Rumors of a mid-engined Corvette have been circulating for almost as long as the Corvette has been around. The beloved American sports car turns 63 years old tomorrow. The most recent round of spy photos appears to support other information pointing to a 2019 mid-engine ‘Vette, at long last.
The first test car for a mid-engine Chevy was seen in early 2015 at the General Motors Milford, Michigan proving grounds. Motor Authority’s spies believed the first prototypes for the Corvette were derived from modified Holden Commodore body. More mature mules with C7 Corvette body panels have now surfaced on the prototype vehicle in these new spy shots. The photos show a pronounced silhouette bearing a mid-engine car, particularly when compared with that of the C7 Corvette and Cadillac sedans running next to it.
The photographs support the idea that the engine in the prototype is just ahead of the rear axle. There is no glass panel, suggesting it was probably taken off before testing in an effort to keep the engine cool.
Although it is possible that the mid-engined test car could be a Cadillac, other evidence seems to dispel the theory. GM announced a $290 investment in technology at its Bowling Green, Kentucky Corvette headquarters, which will do a bit more than just enhancing manufacturing of its current models.

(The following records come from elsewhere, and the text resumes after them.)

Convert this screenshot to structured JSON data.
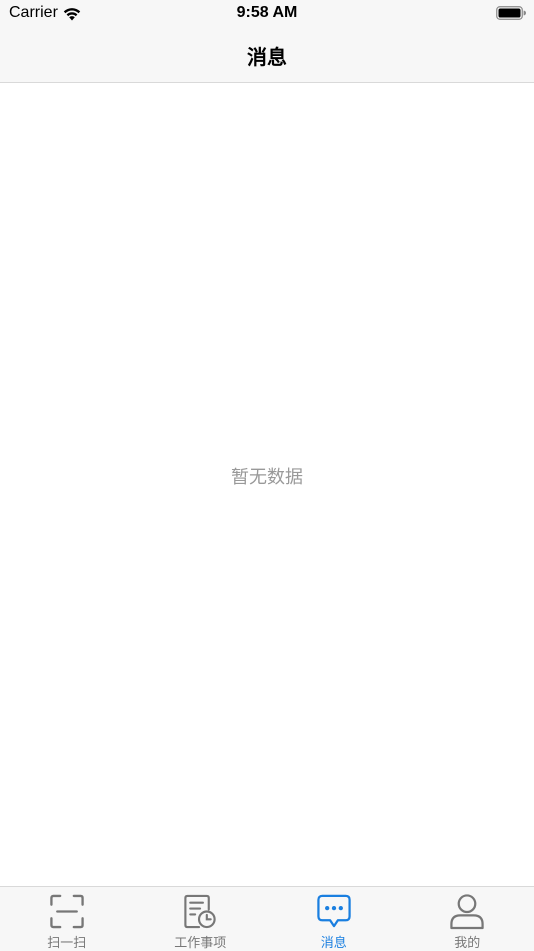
{
  "status_bar": {
    "carrier": "Carrier",
    "time": "9:58 AM"
  },
  "nav": {
    "title": "消息"
  },
  "content": {
    "empty_text": "暂无数据"
  },
  "tabs": [
    {
      "label": "扫一扫",
      "icon": "scan-icon",
      "active": false
    },
    {
      "label": "工作事项",
      "icon": "work-items-icon",
      "active": false
    },
    {
      "label": "消息",
      "icon": "message-icon",
      "active": true
    },
    {
      "label": "我的",
      "icon": "profile-icon",
      "active": false
    }
  ],
  "colors": {
    "accent": "#1a7fe0",
    "inactive": "#777777",
    "empty_text": "#999999",
    "bar_background": "#f7f7f7"
  }
}
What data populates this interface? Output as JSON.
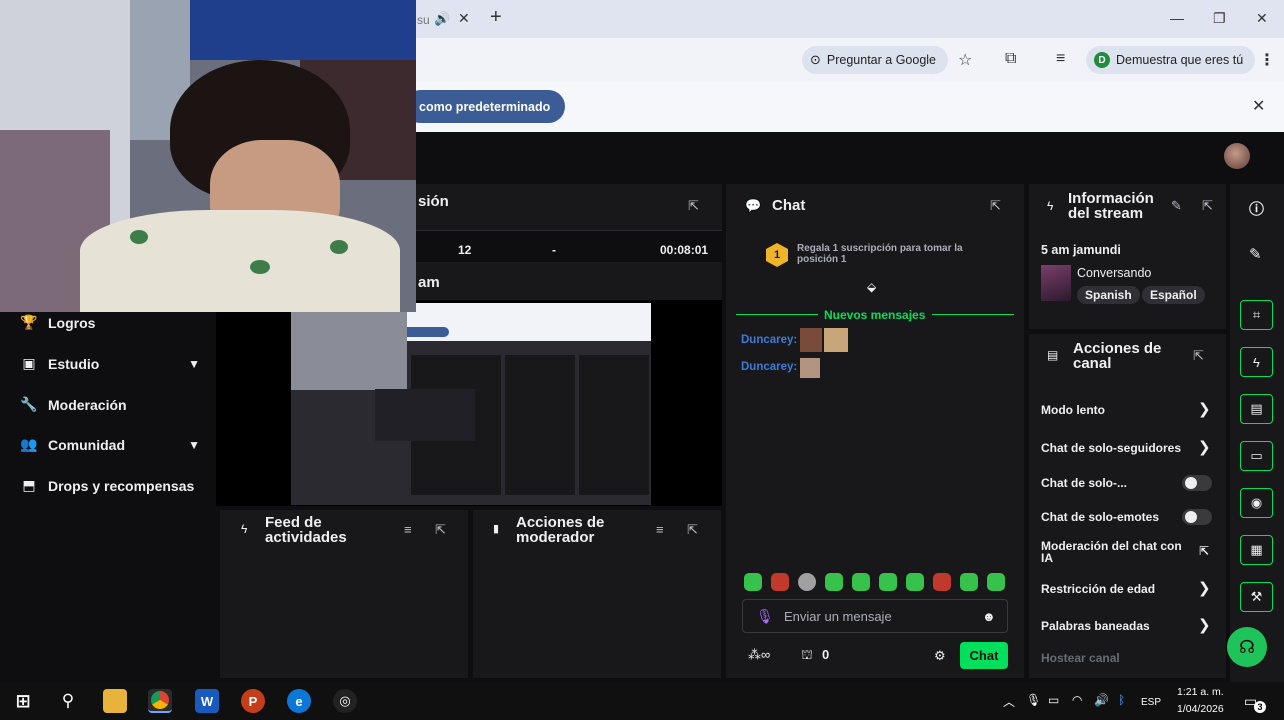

Other pieces of evidence include GM’s $439 million investment in a paint shop at the Bowling Green facility, which also happened in 2015 when the first prototype was in testing. Although the coupe could lead to a Cadillac version, there is no intel that shows Cadillac is working on such a car.
Some analysts have predicted that the mid-engined Corvette will debut at the 2018 Detroit auto show, with a next generation evolution of the pushrod V8 engine. The V8 is rumored to have an output hovering between 450 and 500 horsepower. There will likely be more extreme versions later on, such as a ZR1. Hybrid technology versions could also appear.
The C8 is already expected to show up during the 2018 or 2019 model years, just five years after the C7.
Motor Authority also reported that the Corvette prototype has been testing almost exclusively after dark, for the express purpose of avoiding spies with long-distance camera lenses. This could be the first daytime running of the new Corvette. Nearly all of the employees at GM’s Tech Center have been protected from the new product, which is closed to everyone except a small need-to-know group of engineers and designers.
Last year some media outlets reported that the car will be offered in ZR1 trim and in base form as well.